Proceedings
of the XLVII Italian Society of Agricultural Genetics - SIGA Annual Congress
Verona,
Italy - 24/27 September, 2003
ISBN 88-900622-4-X
Oral
Communication Abstract - S3b
THE
CONTROL OF THE CHEMICAL PHENOTYPE IN CANNABIS SATIVA L.: GENETIC ANALYSIS
AND MOLECULAR MARKERS
G. MANDOLINO*,
A. CARBONI*, D. PACIFICO*, P. RANALLI*, E. DE MEIJER**
*) Istituto
Sperimentale per le Colture Industriali, Via di Corticella 133, 40128 Bologna
(I)
**) GW
Pharmaceuticals plc., Porton
Down Science Park, Salisbury, Wiltshire SP4 0JQ (U.K.)
Cannabis,
cannabinoids, THC-synthase, CBD-synthase, molecular markers
Cannabinoids
are terpenophenolic compounds unique to the genus Cannabis. These secondary products are important
for breeding and legal reasons; in fact, UE subsidies are issued only if the
amount of the psychoactive cannabinoid delta-9-tetrahydrocannabinol (THC) in
the fibre crops is certified to be lower than 0.2 % of the inflorescence dry
matter. Besides, the plants containing high levels of this cannabinoid are
considered illegal, and are strongly repressed by police actions. On the other
hand, high percent of specific cannabinoids (and especially of the psychoactive
ones) are desirable during the breeding for the production of pure lines for
pharmaceutical purposes. Therefore, the type and amount of cannabinoids
produced by the Cannabis
plants, and the mechanisms of their inheritance are of major interest for the
different and sometimes contrasting purposes of breeding for this ancient no
food plant.
The
two most common cannabinoids found in Cannabis plants are delta-9-tetrahydrocannabinol
and cannabidiol (CBD, non psychoactive). These two compounds are synthetized
from the common precursor cannabigerol (CBG, non psychoactive) by the two
enzymes THC- and CBD-synthase. Inbred lines were obtained, endowed with only
one of the two main cannabinoids (THC or CBD). Hybrid F1 progenies
were obtained, and several individual F1 plants were selfed to
obtain F2 generations. All the
F1 and F2 plants were analysed by
gas-chromatography to determine their cannabinoids profile. The results
obtained support a model of determination of the chemotype by one single locus
(B) with two
codominant alleles, BD
and BT,
each probably coding for one of the two synthases involved in cannabinoid
biosynthesis; the chemotype distribution in all the F2 examined
fitted well the expected 1.2:1 ratio. A null allele, B0, is also postulated,
explaining the occurrence of CBG-accumulating plants. Sequence-characterized
markers were developed using the two F2 pure-chemotypes segregating
groups in a Bulk Segregant Analysis. These markers show tight linkage with the
chemotype in the progenies studied. Besides, sequence-specific markers for each
of the two alleles involved in chemotype determination were developed; a
multiplex assay was set up for the simultaneous recognition, in one single PCR
reaction, of the genotype at the B
locus (BT/BT, BD/BD or BT/BD). Such assay allows the
identification at very early stages of the type of cannabinoid each plant will
produce at maturity.

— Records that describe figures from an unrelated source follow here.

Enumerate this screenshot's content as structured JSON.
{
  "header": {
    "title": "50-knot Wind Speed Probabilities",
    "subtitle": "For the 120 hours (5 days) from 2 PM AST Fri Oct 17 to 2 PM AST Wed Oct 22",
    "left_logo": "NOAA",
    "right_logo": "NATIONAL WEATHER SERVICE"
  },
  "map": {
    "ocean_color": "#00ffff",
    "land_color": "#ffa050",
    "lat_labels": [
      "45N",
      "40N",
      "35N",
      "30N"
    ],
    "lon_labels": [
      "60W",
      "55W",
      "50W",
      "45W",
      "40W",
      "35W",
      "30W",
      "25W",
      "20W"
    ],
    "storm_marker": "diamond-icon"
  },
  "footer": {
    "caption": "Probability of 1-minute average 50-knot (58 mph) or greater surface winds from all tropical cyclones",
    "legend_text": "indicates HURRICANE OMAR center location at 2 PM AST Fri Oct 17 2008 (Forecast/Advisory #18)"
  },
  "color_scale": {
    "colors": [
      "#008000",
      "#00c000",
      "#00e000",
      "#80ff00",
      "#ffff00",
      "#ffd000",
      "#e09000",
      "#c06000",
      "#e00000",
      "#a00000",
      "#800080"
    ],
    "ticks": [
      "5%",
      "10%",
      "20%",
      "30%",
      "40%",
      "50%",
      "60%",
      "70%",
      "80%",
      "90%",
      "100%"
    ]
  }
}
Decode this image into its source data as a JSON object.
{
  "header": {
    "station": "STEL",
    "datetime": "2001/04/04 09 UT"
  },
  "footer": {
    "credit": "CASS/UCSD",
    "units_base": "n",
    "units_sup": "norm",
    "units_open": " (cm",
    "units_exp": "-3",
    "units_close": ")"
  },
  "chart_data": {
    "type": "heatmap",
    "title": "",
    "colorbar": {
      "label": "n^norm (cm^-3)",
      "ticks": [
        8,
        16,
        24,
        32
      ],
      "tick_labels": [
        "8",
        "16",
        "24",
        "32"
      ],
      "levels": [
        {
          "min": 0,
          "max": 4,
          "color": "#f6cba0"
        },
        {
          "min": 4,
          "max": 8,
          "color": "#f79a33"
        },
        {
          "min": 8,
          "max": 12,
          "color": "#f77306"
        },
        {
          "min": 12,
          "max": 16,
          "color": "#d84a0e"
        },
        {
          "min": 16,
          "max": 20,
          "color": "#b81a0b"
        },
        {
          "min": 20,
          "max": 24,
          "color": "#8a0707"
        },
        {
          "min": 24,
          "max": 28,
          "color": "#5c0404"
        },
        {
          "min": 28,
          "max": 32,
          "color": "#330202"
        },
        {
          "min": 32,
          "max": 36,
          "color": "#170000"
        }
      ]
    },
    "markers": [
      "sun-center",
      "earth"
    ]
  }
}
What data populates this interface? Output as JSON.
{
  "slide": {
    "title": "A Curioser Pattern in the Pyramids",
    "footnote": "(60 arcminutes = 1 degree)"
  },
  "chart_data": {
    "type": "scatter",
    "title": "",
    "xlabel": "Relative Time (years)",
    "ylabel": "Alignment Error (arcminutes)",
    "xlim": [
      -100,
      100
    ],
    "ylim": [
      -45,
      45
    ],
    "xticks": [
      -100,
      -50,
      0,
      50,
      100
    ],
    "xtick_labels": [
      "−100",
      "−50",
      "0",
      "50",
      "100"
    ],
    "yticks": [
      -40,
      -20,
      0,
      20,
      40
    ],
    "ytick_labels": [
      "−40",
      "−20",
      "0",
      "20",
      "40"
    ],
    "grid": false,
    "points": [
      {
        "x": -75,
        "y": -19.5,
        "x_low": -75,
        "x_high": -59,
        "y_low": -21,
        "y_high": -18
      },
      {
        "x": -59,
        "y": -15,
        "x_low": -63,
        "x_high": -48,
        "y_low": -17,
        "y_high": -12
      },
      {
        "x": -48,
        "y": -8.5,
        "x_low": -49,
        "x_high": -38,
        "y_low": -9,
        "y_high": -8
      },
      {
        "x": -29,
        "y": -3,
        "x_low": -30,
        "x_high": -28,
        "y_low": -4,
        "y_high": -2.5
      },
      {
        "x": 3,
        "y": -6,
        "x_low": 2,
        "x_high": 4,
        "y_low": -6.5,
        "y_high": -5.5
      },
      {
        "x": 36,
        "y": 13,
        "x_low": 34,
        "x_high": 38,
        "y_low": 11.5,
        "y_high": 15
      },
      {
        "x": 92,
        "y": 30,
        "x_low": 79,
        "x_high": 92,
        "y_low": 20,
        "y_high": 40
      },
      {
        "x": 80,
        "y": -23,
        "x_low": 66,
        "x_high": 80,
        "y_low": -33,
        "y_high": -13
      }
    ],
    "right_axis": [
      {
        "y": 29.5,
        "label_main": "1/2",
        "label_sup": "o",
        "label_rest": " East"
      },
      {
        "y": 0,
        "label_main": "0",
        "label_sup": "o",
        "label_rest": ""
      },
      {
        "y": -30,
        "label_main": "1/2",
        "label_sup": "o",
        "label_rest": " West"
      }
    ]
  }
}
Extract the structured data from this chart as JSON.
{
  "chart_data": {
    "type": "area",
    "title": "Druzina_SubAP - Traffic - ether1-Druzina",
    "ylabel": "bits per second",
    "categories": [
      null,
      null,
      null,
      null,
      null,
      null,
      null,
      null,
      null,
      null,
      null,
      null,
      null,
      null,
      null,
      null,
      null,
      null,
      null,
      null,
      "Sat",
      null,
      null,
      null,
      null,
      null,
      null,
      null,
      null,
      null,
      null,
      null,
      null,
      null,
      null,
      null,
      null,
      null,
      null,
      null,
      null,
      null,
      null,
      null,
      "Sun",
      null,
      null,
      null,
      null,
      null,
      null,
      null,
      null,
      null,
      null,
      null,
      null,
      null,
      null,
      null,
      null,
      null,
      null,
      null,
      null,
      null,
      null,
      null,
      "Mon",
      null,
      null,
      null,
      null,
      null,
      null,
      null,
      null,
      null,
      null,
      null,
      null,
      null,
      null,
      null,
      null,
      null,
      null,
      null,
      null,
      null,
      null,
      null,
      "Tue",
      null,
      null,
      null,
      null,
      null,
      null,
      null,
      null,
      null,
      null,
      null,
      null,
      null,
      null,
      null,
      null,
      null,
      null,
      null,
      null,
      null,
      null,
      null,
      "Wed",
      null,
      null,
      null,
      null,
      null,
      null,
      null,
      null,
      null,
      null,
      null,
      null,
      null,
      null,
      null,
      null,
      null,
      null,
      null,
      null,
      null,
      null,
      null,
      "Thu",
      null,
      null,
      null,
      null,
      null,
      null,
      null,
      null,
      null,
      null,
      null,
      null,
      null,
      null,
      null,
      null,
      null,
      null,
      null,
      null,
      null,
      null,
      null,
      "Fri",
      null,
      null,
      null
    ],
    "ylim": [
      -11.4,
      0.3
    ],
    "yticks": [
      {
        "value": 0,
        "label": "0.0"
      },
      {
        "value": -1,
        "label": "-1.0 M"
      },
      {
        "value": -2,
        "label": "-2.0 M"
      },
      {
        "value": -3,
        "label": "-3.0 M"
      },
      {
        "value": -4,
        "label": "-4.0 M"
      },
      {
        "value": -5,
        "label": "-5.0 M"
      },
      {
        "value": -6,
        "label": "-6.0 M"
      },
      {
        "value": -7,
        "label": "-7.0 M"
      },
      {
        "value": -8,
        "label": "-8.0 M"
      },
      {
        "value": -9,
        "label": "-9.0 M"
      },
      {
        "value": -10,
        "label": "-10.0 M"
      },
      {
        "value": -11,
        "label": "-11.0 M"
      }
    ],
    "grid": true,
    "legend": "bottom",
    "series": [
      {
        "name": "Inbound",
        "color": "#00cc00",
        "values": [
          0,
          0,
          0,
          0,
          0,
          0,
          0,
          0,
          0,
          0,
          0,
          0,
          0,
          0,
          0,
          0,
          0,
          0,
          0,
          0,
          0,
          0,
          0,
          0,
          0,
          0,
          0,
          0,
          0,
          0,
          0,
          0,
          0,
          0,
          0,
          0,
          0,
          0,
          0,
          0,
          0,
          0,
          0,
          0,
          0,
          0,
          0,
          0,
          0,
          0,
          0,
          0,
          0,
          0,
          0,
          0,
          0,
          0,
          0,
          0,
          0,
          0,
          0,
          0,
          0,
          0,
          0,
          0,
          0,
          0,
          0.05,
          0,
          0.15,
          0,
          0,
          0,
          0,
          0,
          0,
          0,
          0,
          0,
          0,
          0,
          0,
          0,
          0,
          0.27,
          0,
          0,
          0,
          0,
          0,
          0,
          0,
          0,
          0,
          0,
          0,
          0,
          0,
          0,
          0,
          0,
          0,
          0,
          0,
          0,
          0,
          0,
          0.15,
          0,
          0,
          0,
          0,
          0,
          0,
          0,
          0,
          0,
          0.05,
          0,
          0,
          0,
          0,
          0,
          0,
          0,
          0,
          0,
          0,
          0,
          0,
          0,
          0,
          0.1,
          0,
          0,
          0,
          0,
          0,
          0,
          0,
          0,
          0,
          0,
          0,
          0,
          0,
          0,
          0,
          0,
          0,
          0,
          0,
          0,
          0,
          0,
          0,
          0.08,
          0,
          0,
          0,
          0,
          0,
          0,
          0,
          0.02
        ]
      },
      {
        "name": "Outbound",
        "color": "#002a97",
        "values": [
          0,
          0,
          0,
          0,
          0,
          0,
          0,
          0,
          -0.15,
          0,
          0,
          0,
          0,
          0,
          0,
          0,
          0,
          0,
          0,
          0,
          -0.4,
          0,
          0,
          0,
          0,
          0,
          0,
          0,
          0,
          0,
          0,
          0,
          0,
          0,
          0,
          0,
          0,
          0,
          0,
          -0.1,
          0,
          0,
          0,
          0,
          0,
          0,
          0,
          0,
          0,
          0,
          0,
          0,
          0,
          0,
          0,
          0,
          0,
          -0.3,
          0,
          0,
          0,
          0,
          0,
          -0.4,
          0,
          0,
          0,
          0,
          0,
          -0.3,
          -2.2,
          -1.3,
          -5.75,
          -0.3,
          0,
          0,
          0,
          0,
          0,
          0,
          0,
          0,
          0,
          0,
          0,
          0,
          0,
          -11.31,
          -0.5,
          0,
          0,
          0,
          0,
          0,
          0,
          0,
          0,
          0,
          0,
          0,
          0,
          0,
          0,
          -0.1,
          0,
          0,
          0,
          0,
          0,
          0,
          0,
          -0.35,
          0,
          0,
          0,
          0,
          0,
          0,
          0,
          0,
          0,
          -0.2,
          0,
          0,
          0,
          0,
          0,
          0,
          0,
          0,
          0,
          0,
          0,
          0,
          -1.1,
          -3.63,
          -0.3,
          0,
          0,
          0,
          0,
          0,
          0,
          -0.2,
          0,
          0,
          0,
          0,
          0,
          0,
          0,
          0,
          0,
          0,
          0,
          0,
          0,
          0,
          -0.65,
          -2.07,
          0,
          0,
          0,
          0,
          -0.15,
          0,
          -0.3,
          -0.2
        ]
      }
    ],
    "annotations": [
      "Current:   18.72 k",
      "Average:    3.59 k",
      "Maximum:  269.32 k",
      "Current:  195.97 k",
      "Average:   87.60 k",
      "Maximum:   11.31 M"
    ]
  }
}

It has been noted that mixed chemotype plants (either the
F1 hybrids or the 50% of each F2 progeny) fall into two
different classes, depending on their CBD/THC content ratio. These different
ratios are stably inherited from F1 hybrids to F2
heterozygous they generate, and suggest the existence of different isoforms of
THC- or CBD-synthases, with different efficiencies in competing for the
precursor CBG, and presumably encoded by different BT and BD alleles. This hypothesis is
presently being tested by sequencing the THC- and CBD-synthase genes of F2
plants showing such different ratios of the two main cannabinoids.
Within each chemotype (i.e. within each genotype at the B locus), the cannabinoid content is a typically quantitative trait, probably related with the density of the glandular trichomes, the sites of the cannabinoid synthesis. Therefore, the overall chemotype is the net result of both a mendelian determination at one single locus (B) and of quantitative and environmental factors affecting the amount of each cannabinoid synthetized by the plant. Both these factors must be taken into consideration for the practical exploitation of these class of secondary products in breeding programs.